Ces écarts s'expliquent en premier lieu par le fait que les effectifs de surveillants sont répartis selon la capacité théorique des établissements, et non selon la réalité de la population carcérale. De plus, certaines régions peu attractives et les prisons difficiles ont dû mal à fidéliser les personnels dans le temps, si bien que certains établissements demeurent sous-dotés par rapport à d'autres.

Ces disparités dans la charge de détenus impactent nécessairement les conditions de travail des surveillants, qui sont parfois très différentes d'un établissement à l'autre. Certaines prisons comme celle de Fresnes ont ainsi beaucoup de mal à attirer des surveillants candidats à la mutation, et doivent se résoudre à recruter quasi-exclusivement des surveillants-stagiaires, tout juste diplômés de l'Ecole Nationale l'Administration Pénitentiaire.

Ces disparités ont aussi des conséquences pour les conditions de détention des détenus. Le manque de surveillants dans un établissement peut entraîner un accès restreint aux parloirs ou aux activités, déshumaniser les rapports entre surveillants et détenus, et laisser plus de place aux agressions et au racket par exemple.

Le personnel en prison : la charge de détenus par personnel administratif

Des disparités similaires se retrouvent concernant la charge des personnels administratifs qui exercent dans les établissements. Là encore, les Maisons d'Arrêt, les Centres de Détention et les Centres Pénitentiaires concentrent les charges de détenus par personnel les plus élevées, et aussi les plus forts écarts au sein d'un même type d'établissement.

Comparaison de la charge des surveillants et des administratifs

Agressions physiques contre le personnel : quels chiffres ?

Les statistiques sur les agressions de détenus à l'encontre du personnel sont parcellaires, changeantes, et donc difficiles à consolider et interpréter - en particulier depuis les années récentes.

Depuis 2015, l'Administration Pénitentiaire indique en effet dans ses Rapports Annuels de Performance (les RAP sont soumis au Parlement et rendus publics) travailler à "la consolidation de ses données en croisant les sources entre les relevés d'incidents des établissements et les déclarations d'ITT faites par les directions interrégionales". Dans ses RAP récents, la DAP a choisi de ne plus fournir de chiffres sur les agressions physiques avec interruption temporaire de travail (ITT), se contentant de fournir des chiffres globaux mélangeant tous les types d'agressions physiques. D'un RAP annuel à l'autre, les indicateurs statistiques changent d'ailleurs. Enfin, l'Administration Pénitentiaire n'a jamais produit de chiffres sur les agressions plus fins qu'à l'échelle nationale (par direction interrégionale voire établissement par exemple).
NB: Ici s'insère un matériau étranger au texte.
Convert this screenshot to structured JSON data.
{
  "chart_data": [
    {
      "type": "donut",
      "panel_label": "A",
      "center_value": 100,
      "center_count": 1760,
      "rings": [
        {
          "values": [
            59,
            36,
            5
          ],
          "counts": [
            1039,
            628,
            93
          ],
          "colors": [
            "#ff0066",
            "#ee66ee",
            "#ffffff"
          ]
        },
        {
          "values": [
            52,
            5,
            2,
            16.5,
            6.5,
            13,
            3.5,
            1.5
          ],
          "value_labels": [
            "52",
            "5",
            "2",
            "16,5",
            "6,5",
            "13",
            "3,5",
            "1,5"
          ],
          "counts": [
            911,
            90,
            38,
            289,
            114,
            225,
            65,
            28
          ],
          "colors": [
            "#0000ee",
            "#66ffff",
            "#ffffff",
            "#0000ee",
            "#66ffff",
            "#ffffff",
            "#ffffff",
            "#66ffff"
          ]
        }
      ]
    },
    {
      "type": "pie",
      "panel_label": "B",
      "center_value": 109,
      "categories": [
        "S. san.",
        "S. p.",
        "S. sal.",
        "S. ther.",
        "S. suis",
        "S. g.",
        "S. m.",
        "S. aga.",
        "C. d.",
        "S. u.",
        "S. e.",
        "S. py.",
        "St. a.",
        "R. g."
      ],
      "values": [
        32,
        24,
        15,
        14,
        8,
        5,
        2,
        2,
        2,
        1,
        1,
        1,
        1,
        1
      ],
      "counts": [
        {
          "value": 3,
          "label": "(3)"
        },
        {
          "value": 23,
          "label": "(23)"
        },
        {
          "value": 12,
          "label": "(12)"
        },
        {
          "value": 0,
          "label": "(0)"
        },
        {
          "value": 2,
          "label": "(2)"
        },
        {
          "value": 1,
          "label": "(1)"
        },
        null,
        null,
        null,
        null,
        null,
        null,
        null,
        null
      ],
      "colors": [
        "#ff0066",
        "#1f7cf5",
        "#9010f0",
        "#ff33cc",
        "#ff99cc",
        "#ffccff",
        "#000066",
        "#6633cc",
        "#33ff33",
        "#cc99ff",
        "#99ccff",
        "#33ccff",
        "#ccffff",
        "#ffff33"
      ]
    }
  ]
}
Tous ces éléments empêchent un suivi précis et rigoureux des violences subies par les personnels en détention. Des critiques similaires pourraient d'ailleurs être faites concernant les violences que subissent les détenus.

L'actuel directeur de la DAP Laurent Ridel a souhaité à son arrivée créer un observatoire des violences en détention, dénommé PRINCE. Les données de ce nouveau système d'informations ne sont à ce jour pas connues.

Quel que soit le mode de collecte et ses évolutions dans le temps, il apparait clairement que le métier de surveillant pénitentiaire est fortement exposé au risque de violences physiques, au-delà des agressions verbales.